Selain itu, orang yang layak bergembira pada Hari Raya sejatinya bukanlah orang yang berpakaian serba halus (mahal seperti sutra), tetapi mereka yang memahami jalan meraih ridha-Nya. Demikian sebagaimana kata sebagian ulama:
لَيْسَ الْعِيْدُ لِمَنْ لَبِسَ الرَّقِيْقَ إِنَّمَا الْعِيْدُ لِمَنْ عَرَفَ الطَّرِيْقِ
Hari Raya bukanlah untuk orang yang mengenakan pakaian yang serba halus (mahal). Hari Raya hanyalah untuk orang yang memahami jalan (untuk meraih ridha-Nya).
Satu-satunya jalan untuk meraih ridha-Nya tidak lain adalah takwa. Muslim yang bertakwa tentu Muslim yang senantiasa taat kepada Allah SWT dan menjauhi maksiat kepada-Nya. Saat setiap hari seorang Muslim mampu untuk selalu taat dan menjauhi maksiat, saat itulah hari rayanya yang sesungguhnya. Demikian sebagaimana kata Imam al-Hasan al-Bashri rahimahullLaah:
كُلُّ يَوْمٍ لاَ يُعْصَى اللهُ فِيْهِ فَهُوَ عِيْدٌ
Setiap hari yang di dalamnya kita tidak bermaksiat kepada Allah, itulah hari raya (Al-Kattaani, Musalsal al-‘Iidayn, hlm. 47).
Karena itu marilah kita berhari raya. Bukan setiap tahun sekali. Pada setiap Idul Fitri. Namun, setiap hari. Tentu saat kita di dalamnya sanggup tak banyak bermaksiat kepada Allah SWT. Karena itu penting kita merenungkan sejenak kata-kata Bisyr al-Hafi rahimahulLaah berikut:
بِئْسَ الْقَوْمُ لاَ يَعْرِفُوْنَ الله حَقَّا إِلاَّ في شَهْرِ رَمَضَانَ، إِنَّ الصَّالِحَ الَّذِيْ يَتَعَبَّدُ وَيَجْتَهِدُ السَّنَةَ كُلَّهَا
Seburuk-buruk kaum adalah yang tidak mengenal hak Allah, kecuali hanya pada bulan Ramadhan saja. Sungguh seorang yang benar-benar shalih itu adalah orang yang istiqamah beribadah dan bersungguh-sungguh (taat kepada Allah SWT) sepanjang tahun (Ibnu Rajab, Lathaa’if al-Ma’aarif, hlm. 222).

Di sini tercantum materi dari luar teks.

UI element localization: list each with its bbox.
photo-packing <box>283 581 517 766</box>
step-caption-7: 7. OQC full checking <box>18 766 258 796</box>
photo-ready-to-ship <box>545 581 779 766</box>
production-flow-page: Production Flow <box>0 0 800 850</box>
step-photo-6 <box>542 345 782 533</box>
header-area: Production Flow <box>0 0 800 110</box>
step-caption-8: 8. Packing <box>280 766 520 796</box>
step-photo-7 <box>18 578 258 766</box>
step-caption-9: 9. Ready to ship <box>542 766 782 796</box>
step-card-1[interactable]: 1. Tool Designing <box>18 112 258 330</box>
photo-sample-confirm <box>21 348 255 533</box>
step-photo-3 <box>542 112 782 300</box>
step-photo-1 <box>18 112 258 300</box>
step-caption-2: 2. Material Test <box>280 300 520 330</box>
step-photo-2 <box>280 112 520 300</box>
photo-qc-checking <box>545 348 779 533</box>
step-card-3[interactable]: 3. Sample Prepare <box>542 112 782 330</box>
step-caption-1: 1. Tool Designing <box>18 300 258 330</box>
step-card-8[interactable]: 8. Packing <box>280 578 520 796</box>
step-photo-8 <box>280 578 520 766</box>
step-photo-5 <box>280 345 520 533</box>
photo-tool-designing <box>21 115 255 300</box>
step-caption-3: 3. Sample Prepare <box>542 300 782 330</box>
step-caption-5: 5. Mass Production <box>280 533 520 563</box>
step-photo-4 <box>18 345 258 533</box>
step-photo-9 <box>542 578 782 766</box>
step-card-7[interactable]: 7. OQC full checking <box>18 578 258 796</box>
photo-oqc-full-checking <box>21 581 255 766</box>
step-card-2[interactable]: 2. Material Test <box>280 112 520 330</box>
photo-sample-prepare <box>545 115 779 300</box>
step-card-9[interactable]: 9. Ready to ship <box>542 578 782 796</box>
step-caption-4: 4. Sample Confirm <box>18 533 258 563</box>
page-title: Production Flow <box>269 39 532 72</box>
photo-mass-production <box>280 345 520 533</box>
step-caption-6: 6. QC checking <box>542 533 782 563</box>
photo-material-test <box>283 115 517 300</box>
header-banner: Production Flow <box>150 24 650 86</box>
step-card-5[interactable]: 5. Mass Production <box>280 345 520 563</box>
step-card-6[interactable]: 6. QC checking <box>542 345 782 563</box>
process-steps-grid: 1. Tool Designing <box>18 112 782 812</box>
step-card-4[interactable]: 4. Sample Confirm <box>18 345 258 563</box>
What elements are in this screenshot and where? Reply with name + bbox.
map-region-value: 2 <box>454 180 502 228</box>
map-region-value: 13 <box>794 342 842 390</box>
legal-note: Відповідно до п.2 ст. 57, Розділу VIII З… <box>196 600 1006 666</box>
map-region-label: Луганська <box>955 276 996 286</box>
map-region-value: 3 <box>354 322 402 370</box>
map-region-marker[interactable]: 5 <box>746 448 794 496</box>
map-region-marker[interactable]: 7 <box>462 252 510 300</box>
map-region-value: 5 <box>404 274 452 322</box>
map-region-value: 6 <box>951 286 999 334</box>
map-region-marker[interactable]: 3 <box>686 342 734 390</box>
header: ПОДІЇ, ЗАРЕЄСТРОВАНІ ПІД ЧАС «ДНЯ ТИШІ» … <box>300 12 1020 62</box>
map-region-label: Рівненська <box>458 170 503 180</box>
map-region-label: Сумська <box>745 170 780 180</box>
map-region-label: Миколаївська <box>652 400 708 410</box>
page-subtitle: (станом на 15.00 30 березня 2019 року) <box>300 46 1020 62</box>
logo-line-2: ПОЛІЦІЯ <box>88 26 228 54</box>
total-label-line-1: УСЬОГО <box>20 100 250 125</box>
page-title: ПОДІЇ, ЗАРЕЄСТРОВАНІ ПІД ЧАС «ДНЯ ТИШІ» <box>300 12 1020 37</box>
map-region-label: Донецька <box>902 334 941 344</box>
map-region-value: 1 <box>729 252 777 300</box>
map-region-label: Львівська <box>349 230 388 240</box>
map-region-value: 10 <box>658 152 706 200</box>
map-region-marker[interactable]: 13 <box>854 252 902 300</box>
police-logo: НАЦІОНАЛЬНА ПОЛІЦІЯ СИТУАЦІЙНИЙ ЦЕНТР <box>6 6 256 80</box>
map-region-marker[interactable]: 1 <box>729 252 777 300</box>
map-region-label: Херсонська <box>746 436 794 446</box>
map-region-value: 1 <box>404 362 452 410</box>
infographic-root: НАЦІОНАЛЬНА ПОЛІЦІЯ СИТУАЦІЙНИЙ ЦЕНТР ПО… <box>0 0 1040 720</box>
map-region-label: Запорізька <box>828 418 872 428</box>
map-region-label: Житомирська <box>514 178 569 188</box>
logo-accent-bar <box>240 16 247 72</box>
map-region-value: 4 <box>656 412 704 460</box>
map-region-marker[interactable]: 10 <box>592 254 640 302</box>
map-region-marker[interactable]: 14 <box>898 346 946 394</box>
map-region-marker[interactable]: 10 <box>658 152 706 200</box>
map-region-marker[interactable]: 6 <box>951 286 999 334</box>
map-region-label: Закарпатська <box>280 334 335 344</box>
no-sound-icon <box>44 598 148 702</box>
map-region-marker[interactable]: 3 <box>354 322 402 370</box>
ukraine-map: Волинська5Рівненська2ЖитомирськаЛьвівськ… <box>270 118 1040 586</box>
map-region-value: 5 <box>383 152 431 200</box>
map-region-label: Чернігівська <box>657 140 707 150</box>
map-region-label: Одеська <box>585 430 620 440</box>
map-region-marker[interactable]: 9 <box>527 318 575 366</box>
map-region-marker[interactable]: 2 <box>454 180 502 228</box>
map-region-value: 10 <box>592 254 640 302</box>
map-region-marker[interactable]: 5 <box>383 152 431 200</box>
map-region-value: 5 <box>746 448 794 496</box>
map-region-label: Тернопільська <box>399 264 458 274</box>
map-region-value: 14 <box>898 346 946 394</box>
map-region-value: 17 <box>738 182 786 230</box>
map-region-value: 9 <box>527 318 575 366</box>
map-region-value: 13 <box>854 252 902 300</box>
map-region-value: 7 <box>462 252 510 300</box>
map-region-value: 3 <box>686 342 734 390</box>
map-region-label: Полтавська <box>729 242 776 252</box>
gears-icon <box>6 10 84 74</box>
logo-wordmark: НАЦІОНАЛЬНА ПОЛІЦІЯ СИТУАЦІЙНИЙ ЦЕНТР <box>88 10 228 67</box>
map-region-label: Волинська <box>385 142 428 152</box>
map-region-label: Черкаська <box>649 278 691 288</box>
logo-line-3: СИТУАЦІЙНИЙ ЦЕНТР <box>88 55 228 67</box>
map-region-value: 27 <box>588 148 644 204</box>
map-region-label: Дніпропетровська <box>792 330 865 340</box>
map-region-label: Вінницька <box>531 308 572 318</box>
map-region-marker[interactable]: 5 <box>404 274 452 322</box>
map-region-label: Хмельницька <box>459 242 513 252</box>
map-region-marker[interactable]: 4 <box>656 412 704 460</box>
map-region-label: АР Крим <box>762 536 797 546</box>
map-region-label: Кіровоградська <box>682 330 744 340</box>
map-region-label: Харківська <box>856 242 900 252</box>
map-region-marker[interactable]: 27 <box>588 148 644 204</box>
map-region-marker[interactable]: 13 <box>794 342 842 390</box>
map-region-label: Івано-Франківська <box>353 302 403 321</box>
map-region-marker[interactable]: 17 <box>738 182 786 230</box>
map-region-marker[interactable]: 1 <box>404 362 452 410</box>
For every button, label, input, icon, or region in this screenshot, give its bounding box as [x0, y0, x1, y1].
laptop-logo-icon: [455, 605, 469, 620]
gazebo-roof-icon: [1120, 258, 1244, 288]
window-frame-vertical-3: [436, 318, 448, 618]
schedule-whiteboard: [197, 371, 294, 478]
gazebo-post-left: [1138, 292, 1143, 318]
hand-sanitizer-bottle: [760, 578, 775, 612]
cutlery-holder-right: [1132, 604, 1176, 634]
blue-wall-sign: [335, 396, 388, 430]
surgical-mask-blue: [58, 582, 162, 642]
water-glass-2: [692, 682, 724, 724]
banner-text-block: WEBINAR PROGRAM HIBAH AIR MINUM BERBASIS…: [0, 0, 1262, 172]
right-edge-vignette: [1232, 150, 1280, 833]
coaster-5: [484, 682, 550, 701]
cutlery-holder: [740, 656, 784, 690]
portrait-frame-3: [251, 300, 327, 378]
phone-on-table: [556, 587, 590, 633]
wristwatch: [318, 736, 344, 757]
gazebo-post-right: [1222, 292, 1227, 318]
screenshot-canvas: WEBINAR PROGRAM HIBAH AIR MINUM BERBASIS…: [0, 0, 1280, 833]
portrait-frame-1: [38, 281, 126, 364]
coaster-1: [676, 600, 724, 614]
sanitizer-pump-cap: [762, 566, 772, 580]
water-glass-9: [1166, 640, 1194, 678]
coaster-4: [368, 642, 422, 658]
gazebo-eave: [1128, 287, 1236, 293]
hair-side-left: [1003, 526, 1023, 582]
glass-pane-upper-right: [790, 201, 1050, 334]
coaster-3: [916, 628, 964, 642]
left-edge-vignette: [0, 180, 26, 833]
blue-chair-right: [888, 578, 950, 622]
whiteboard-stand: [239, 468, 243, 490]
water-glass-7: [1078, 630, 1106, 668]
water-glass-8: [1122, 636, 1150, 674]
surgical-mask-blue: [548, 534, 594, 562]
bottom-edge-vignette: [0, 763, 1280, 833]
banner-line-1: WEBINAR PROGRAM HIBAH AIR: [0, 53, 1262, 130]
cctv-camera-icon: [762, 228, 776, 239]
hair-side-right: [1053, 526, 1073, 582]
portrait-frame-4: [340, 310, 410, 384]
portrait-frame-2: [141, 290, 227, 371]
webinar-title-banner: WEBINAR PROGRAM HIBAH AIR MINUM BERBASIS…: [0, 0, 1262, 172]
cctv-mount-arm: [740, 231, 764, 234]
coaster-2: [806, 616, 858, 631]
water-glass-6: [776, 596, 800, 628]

Alhasil, semoga kita tidak sekadar menjadi bagian dari Generasi “Ramadhani”, yakni generasi yang bertakwa hanya saat Bulan Ramadhan saja. Namun, kita benar-benar menjadi bagian dari Generasi “Rabbani”. Itulah generasi yang senantiasa bertakwa kepada Allah SWT sepanjang hayat.